The bread cooled on the kitchen island and there it stayed, still in its loaf pan, with a piece of Saran Wrap over it. We ate it all week for breakfast or for a snack. It was probably the first thing I ever baked. Once I got cocky and added toasted walnuts to the batter and made it into muffins, much to my dad’s delight (and indeed, I was not allowed to make ordinary banana bread ever again). Toasted walnuts, as opposed to those just shaken out of their bag into the batter, make a marked difference in flavor, by the way.

This banana bread recipe is the best because unlike others, which are simply generic batter with chunks of banana here and there, this batter is permeated with banana. Your taste buds don’t have to hunt for bits and pieces of it as you go, which is a sorry way to eat anything.

I substitute whole wheat pastry flour for some or all of the flour it calls for (all-purpose works well) and cut back the sugar. Can’t taste the difference. The recipe calls for sour milk, a quaint addition that hearkens back to when people used everything, even milk that had naturally gone a little sour. (Regular milk, what we buy today at Shop-Rite, was called ‘sweet milk’.) You can use buttermilk or plain yogurt instead of sour milk if you like. Mom used regular whole milk.

The recipe calls for soda. This means baking soda.* It also says a ‘moderate oven’; 350 degrees works fine. (People also used to describe oven temperatures as low, slow, moderate, hot or fast. One imagines chasing their giggling ovens down the street, swearing and balancing a pan full of batter.)

As far as bananas go, the recipe is extremely forgiving; fresh yellow bananas work fine, spotty old bananas even better. Or you can be lazy and put them, in any state, right in the freezer until you want to make banana bread. They’ll turn the color of your bedroom armoire, but that’s okay. When you’re ready, put them on a plate on your counter and let them defrost for an hour or so. Now this is fun: Just tear open one end of each banana, hold it upside down over the bowl, and it will slide right in with a satisfying sploop, just like a boat on the Log Flume.

Here’s the yellowing, stained original recipe Mom cut out of the paper. Note the word written at top, in caps, lest we forget to add them.
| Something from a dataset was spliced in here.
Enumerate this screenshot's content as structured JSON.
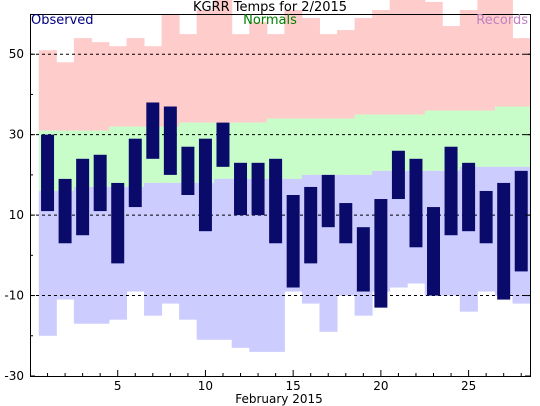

This is a wet batter, so it takes a while to bake in a loaf pan. Use a tester to be sure it’s fully cooked. If you don’t feel like waiting, bake it in a shallower brownie pan or make muffins. Bake for 20 minutes to half an hour. Just like cupcakes, they’re ready when you can smell them, when they’re a little golden around the edges, and when they spring back when gently pressed in the middle.

A final note: Adding great-quality semisweet or dark chocolate chips to the bread makes a perfect house gift for people you really, really like or a luxurious treat for you should you not be able to part with it after all.

Here’s the bread the way my mom used to slice it, when we ate it for breakfast on school mornings.

* My cousin once passed along a cake recipe to an aunt who apparently wasn’t much of a cook. The aunt called her and asked, “It calls for soda. Do they mean…like…Coke?’